What is the polar depression?
Polar depressions are spontaneous formations. Such natural systems can not be envisaged and identified using conventional meteorological messages is not so simple. Therefore, they pose a threat to seafarers, air carriers and other active human activities in the northern regions. How unpredictable and dangerous the polar depression is, what this phenomenon is, let's look at it in stages.
History of detection
Polar depression is a phenomenon thatrefers to a weather system of relatively small scales, which is short-lived and characterized by low pressure. It is formed over the oceans in both hemispheres on the side of the main polar front. In earlier studies, it was assumed that the main cause of its occurrence was thermal instability. But this statement was very far from reality. Later, the formation conditions were studied. This type of natural system was first discovered on meteorological images, which became available in the 60s of the last century.
In the high latitudes, specialists were definitelya whole set of vortex clouds. They were traced over the ice-free sections of the above-mentioned seas, over Labrador, and also in the bays of Alaska. It is noted that the polar depression is rapidly dissipated when it comes to land. The northern colleagues of the Antarctic cyclones are usually weaker, because they are experiencing different temperatures throughout the continent. Although sometimes, even within the Southern Ocean, one can observe the dynamism of this phenomenon.
Satellite imagery suggests thatpolar depression is characterized by a variety of cloud forms that can be formed spirally from the cloud strips enveloping the center, or closer to the polar front take the image of a comma. Strictly speaking, the degree of danger of the given weather phenomenon, its intensity and speed of distribution also depends on the structure.
Mechanism of formation
When the polar front begins to developA wave contributing to the penetration of the tropical stream into the air mass environment forms a polar depression. Given the eastward progress of the system, the warm cyclone, whose air is trying to force out the cold, is different from the opposite one, which follows it and rides under the masses heated by the sun. The result of this displacement of the opposite elements is a decrease in pressure on the surface, the center of which is surrounded by isobars, which are blown by the wind across.

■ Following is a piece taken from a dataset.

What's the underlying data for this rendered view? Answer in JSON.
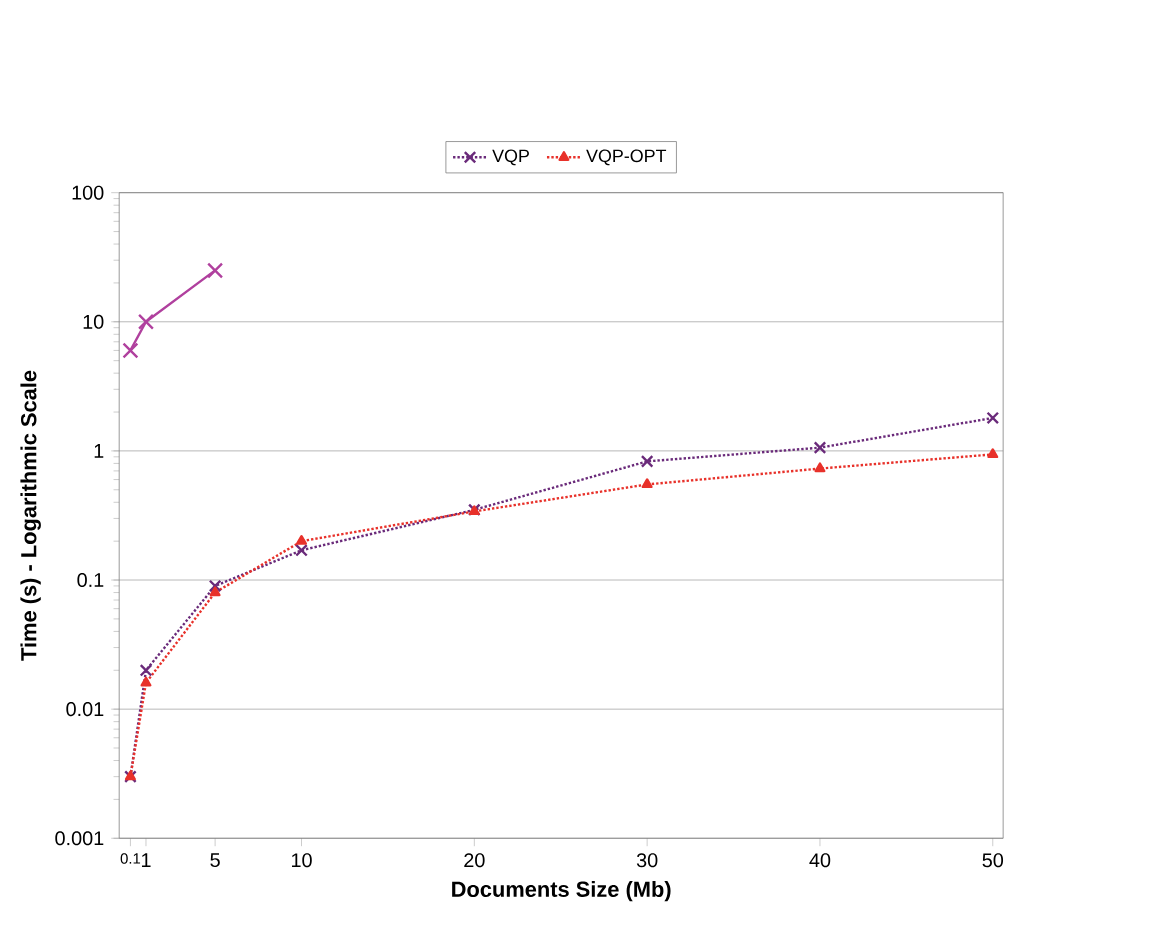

As a consequence, air moves to the coredepression up and spiral overnight. As this process develops, the cold front approaches warm, leading to an occlusion phase. Despite the presence of low-temperature air at the top and cyclonic movements, indicated by the isobars and wind direction, there is one front contrast on the surface in the form of a dividing line between the incoming streams located in the rear area of the depression. This leads to a transformation in the front. Depending on the nature of the processes that determine this metamorphosis, the occlusion is either cold or warm. On this depends the external manifestation of the cyclone on land.
Time of existence
The period of existence of this kind of weather systemdepends on how long the potential energy has to be transformed into kinetic energy. The polar depression is destroyed when the low and high pressure contrast disappears between the air layers located in the neighborhood. Its rapid attenuation occurs when the ice surface is displaced or when land is approaching. Given the direct relationship with the rise of air and powerful winds, it is able to significantly affect the weather.
As the air of warm fronts risesGradually, until it reaches stability, layered cloud forms are formed. If crescent clouds appear in the sky, it means that the warm front is near. As it approaches, the clouds become lower and more massive. Often stratification predicts a shallow rain with time passing into a heavy downpour. And by lunchtime one can already expect a sunny sky in a cumulus frame.
The arrival of the cold front dramatically changes the weather. In the skies there are cumulonimbus clouds, like towers, which, as a rule, bring abundant downpours and thunderstorms. Suddenly, the direction of the wind changes to the north or north-west. The storm situation is developing unexpectedly and in a short period.
What's the Difference?
What is the difference between the frontal depression of the Southhemisphere from a similar in the North? Almost nothing, although there is one important dividing line. In the first case, the wind on the warm front turns from north to north-west, and on the cold front - from west to south-west, in the second - the movement occurs in the same way as the hands on the clock. But the peculiarity is that every polar depression is an individual phenomenon, that is, there is no idealized model that can describe it.
Possibility of forecasts
Make weather forecasts in frontaldepression is possible on the condition that a significant area is covered by synoptic observations. For example, for the European part of the continent, the study area should expand to the west, including the adjacent areas of the Atlantic. After all, usually such natural systems have a speed of 1000 km per day. If observations are made in the upper atmosphere, this will greatly facilitate the work on the forecast in the sector where the cyclone is located.
It is quite common when the frontalDepressions combine into large families, involving secondary formations in motion around the main stream. The most common are those that appear on the edge of cold air. Each next representative of such a conditional family is located along a trajectory closer to the equator than its predecessor.